Subcommittee on Emerging Gene and Cell Therapies
Katy Rezvani, MD ('24)
Antonio M. Risitano, MD, PhD ('24)
Robert A. Brodsky, MD ('25)
Marina Cavazzana, MD, PhD ('25)
May Daher, MD, MD ('25)
Natalie Grover, MD ('25)
Saad Sirop Kenderian, MD ('23)
Frederick Locke, MD ('23)
Annarita Miccio, PhD ('25)
Sarah Nikiforow, MD, PhD ('23)
Fabiana Perna, MD, PhD ('23)
Matthew Porteus, MD, PhD ('23)
Paula Rio, PhD ('23)
Rizwan Romee, MD ('25)
Rayne H. Rouce, MD ('25)
Stefanie Sarantopoulos, MD, PhD ('25)
Nirali N. Shah, MD ('23)
Melody Smith, MD, MS ('23)
Heather E. Stefanski, MD, PhD ('25)
Marcel van den Brink ('25)
Alice Kuaban, MS
Improving immune-based therapies for hematologic diseases is one of ASH’s research priorities. As the body of evidence continues to grow on the potential applications of these therapies, next-generation research must focus on the possible curative effects while also addressing the multiple challenges that still need to be overcome to ensure their optimal use.
The Subcommittee on Emerging Gene and Cell Therapies, a subcommittee of the Committee on Scientific Affairs, identifies barriers in the application of immune-based therapies to both malignant and non-malignant hematologic diseases, determines ways ASH could play a role in overcoming such barriers, and if appropriate, makes recommendations to the Society. Specifically, the subcommittee aims to develop useful resources for the hematology community aimed at:
· Understanding the state of the science as it relates to gene and cell therapies for the treatment of hematologic diseases.
· Advancing the use of immunotherapies for the treatment of classical hematologic disease (e.g., complement targeting, immunotherapies for coagulation disorders, etc.).
· Educating investigators about Clustered Regularly Interspaced Short Palindromic Repeats (CRISPR) gene editing and its interplay with gene and cell therapies.
· Providing physicians with information on how cellular therapies should be managed.
· Advocating for improved patient access to these therapies.

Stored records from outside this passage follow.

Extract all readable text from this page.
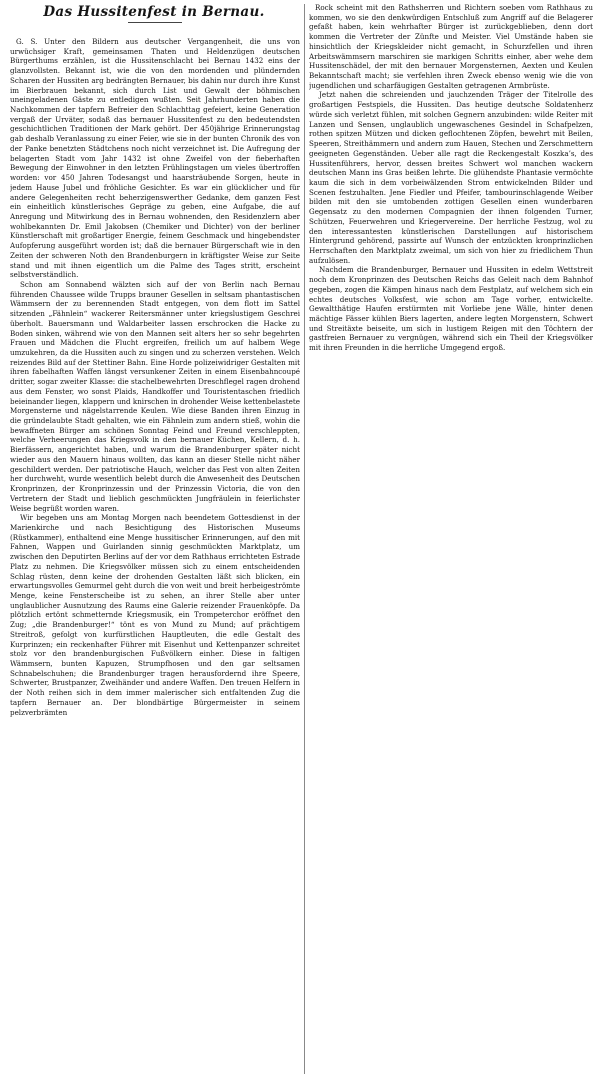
Das Hussitenfest in Bernau.

G. S. Unter den Bildern aus deutscher Vergangenheit, die uns von urwüchsiger Kraft, gemeinsamen Thaten und Heldenzügen deutschen Bürgerthums erzählen, ist die Hussitenschlacht bei Bernau 1432 eins der glanzvollsten. Bekannt ist, wie die von den mordenden und plündernden Scharen der Hussiten arg bedrängten Bernauer, bis dahin nur durch ihre Kunst im Bierbrauen bekannt, sich durch List und Gewalt der böhmischen uneingeladenen Gäste zu entledigen wußten. Seit Jahrhunderten haben die Nachkommen der tapfern Befreier den Schlachttag gefeiert, keine Generation vergaß der Urväter, sodaß das bernauer Hussitenfest zu den bedeutendsten geschichtlichen Traditionen der Mark gehört. Der 450jährige Erinnerungstag gab deshalb Veranlassung zu einer Feier, wie sie in der bunten Chronik des von der Panke benetzten Städtchens noch nicht verzeichnet ist. Die Aufregung der belagerten Stadt vom Jahr 1432 ist ohne Zweifel von der fieberhaften Bewegung der Einwohner in den letzten Frühlingstagen um vieles übertroffen worden: vor 450 Jahren Todesangst und haarsträubende Sorgen, heute in jedem Hause Jubel und fröhliche Gesichter. Es war ein glücklicher und für andere Gelegenheiten recht beherzigenswerther Gedanke, dem ganzen Fest ein einheitlich künstlerisches Gepräge zu geben, eine Aufgabe, die auf Anregung und Mitwirkung des in Bernau wohnenden, den Residenzlern aber wohlbekannten Dr. Emil Jakobsen (Chemiker und Dichter) von der berliner Künstlerschaft mit großartiger Energie, feinem Geschmack und hingebendster Aufopferung ausgeführt worden ist; daß die bernauer Bürgerschaft wie in den Zeiten der schweren Noth den Brandenburgern in kräftigster Weise zur Seite stand und mit ihnen eigentlich um die Palme des Tages stritt, erscheint selbstverständlich.

Schon am Sonnabend wälzten sich auf der von Berlin nach Bernau führenden Chaussee wilde Trupps brauner Gesellen in seltsam phantastischen Wämmsern der zu berennenden Stadt entgegen, von dem flott im Sattel sitzenden „Fähnlein“ wackerer Reitersmänner unter kriegslustigem Geschrei überholt. Bauersmann und Waldarbeiter lassen erschrocken die Hacke zu Boden sinken, während wie von den Mannen seit alters her so sehr begehrten Frauen und Mädchen die Flucht ergreifen, freilich um auf halbem Wege umzukehren, da die Hussiten auch zu singen und zu scherzen verstehen. Welch reizendes Bild auf der Stettiner Bahn. Eine Horde polizeiwidriger Gestalten mit ihren fabelhaften Waffen längst versunkener Zeiten in einem Eisenbahncoupé dritter, sogar zweiter Klasse: die stachelbewehrten Dreschflegel ragen drohend aus dem Fenster, wo sonst Plaids, Handkoffer und Touristentaschen friedlich beieinander liegen, klappern und knirschen in drohender Weise kettenbelastete Morgensterne und nägelstarrende Keulen. Wie diese Banden ihren Einzug in die gründelaubte Stadt gehalten, wie ein Fähnlein zum andern stieß, wohin die bewaffneten Bürger am schönen Sonntag Feind und Freund verschleppten, welche Verheerungen das Kriegsvolk in den bernauer Küchen, Kellern, d. h. Bierfässern, angerichtet haben, und warum die Brandenburger später nicht wieder aus den Mauern hinaus wollten, das kann an dieser Stelle nicht näher geschildert werden. Der patriotische Hauch, welcher das Fest von alten Zeiten her durchweht, wurde wesentlich belebt durch die Anwesenheit des Deutschen Kronprinzen, der Kronprinzessin und der Prinzessin Victoria, die von den Vertretern der Stadt und lieblich geschmückten Jungfräulein in feierlichster Weise begrüßt worden waren.

Wir begeben uns am Montag Morgen nach beendetem Gottesdienst in der Marienkirche und nach Besichtigung des Historischen Museums (Rüstkammer), enthaltend eine Menge hussitischer Erinnerungen, auf den mit Fahnen, Wappen und Guirlanden sinnig geschmückten Marktplatz, um zwischen den Deputirten Berlins auf der vor dem Rathhaus errichteten Estrade Platz zu nehmen. Die Kriegsvölker müssen sich zu einem entscheidenden Schlag rüsten, denn keine der drohenden Gestalten läßt sich blicken, ein erwartungsvolles Gemurmel geht durch die von weit und breit herbeigeströmte Menge, keine Fensterscheibe ist zu sehen, an ihrer Stelle aber unter unglaublicher Ausnutzung des Raums eine Galerie reizender Frauenköpfe. Da plötzlich ertönt schmetternde Kriegsmusik, ein Trompeterchor eröffnet den Zug; „die Brandenburger!“ tönt es von Mund zu Mund; auf prächtigem Streitroß, gefolgt von kurfürstlichen Hauptleuten, die edle Gestalt des Kurprinzen; ein reckenhafter Führer mit Eisenhut und Kettenpanzer schreitet stolz vor den brandenburgischen Fußvölkern einher. Diese in faltigen Wämmsern, bunten Kapuzen, Strumpfhosen und den gar seltsamen Schnabelschuhen; die Brandenburger tragen herausfordernd ihre Speere, Schwerter, Brustpanzer, Zweihänder und andere Waffen. Den treuen Helfern in der Noth reihen sich in dem immer malerischer sich entfaltenden Zug die tapfern Bernauer an. Der blondbärtige Bürgermeister in seinem pelzverbrämten

Rock scheint mit den Rathsherren und Richtern soeben vom Rathhaus zu kommen, wo sie den denkwürdigen Entschluß zum Angriff auf die Belagerer gefaßt haben, kein wehrhafter Bürger ist zurückgeblieben, denn dort kommen die Vertreter der Zünfte und Meister. Viel Umstände haben sie hinsichtlich der Kriegskleider nicht gemacht, in Schurzfellen und ihren Arbeitswämmsern marschiren sie markigen Schritts einher, aber wehe dem Hussitenschädel, der mit den bernauer Morgensternen, Aexten und Keulen Bekanntschaft macht; sie verfehlen ihren Zweck ebenso wenig wie die von jugendlichen und scharfäugigen Gestalten getragenen Armbrüste.

Jetzt nahen die schreienden und jauchzenden Träger der Titelrolle des großartigen Festspiels, die Hussiten. Das heutige deutsche Soldatenherz würde sich verletzt fühlen, mit solchen Gegnern anzubinden: wilde Reiter mit Lanzen und Sensen, unglaublich ungewaschenes Gesindel in Schafpelzen, rothen spitzen Mützen und dicken geflochtenen Zöpfen, bewehrt mit Beilen, Speeren, Streithämmern und andern zum Hauen, Stechen und Zerschmettern geeigneten Gegenständen. Ueber alle ragt die Reckengestalt Koszka’s, des Hussitenführers, hervor, dessen breites Schwert wol manchen wackern deutschen Mann ins Gras beißen lehrte. Die glühendste Phantasie vermöchte kaum die sich in dem vorbeiwälzenden Strom entwickelnden Bilder und Scenen festzuhalten. Jene Fiedler und Pfeifer, tambourinschlagende Weiber bilden mit den sie umtobenden zottigen Gesellen einen wunderbaren Gegensatz zu den modernen Compagnien der ihnen folgenden Turner, Schützen, Feuerwehren und Kriegervereine. Der herrliche Festzug, wol zu den interessantesten künstlerischen Darstellungen auf historischem Hintergrund gehörend, passirte auf Wunsch der entzückten kronprinzlichen Herrschaften den Marktplatz zweimal, um sich von hier zu friedlichem Thun aufzulösen.

Nachdem die Brandenburger, Bernauer und Hussiten in edelm Wettstreit noch dem Kronprinzen des Deutschen Reichs das Geleit nach dem Bahnhof gegeben, zogen die Kämpen hinaus nach dem Festplatz, auf welchem sich ein echtes deutsches Volksfest, wie schon am Tage vorher, entwickelte. Gewaltthätige Haufen erstürmten mit Vorliebe jene Wälle, hinter denen mächtige Fässer kühlen Biers lagerten, andere legten Morgenstern, Schwert und Streitäxte beiseite, um sich in lustigem Reigen mit den Töchtern der gastfreien Bernauer zu vergnügen, während sich ein Theil der Kriegsvölker mit ihren Freunden in die herrliche Umgegend ergoß.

Members of the Subcommittee on Emerging Gene and Cell Therapies are appointed to three-year staggered terms (with the possibility of renewal once) and include gene editing, gene therapy, as well as immunotherapy experts focused on both malignant and classical hematology. The chair and vice chair each serve two-year terms. If not already a member of the Committee on Scientific Affairs, the chair of the Subcommittee on Emerging Gene and Cell Therapies serves as a liaison member of the Committee on Scientific Affairs. The subcommittee’s leadership always represents both malignant and classical hematology.
Members of the Subcommittee on Emerging Gene and Cell Therapies are required to participate in regularly scheduled conference calls and possibly one in-person meeting if deemed necessary.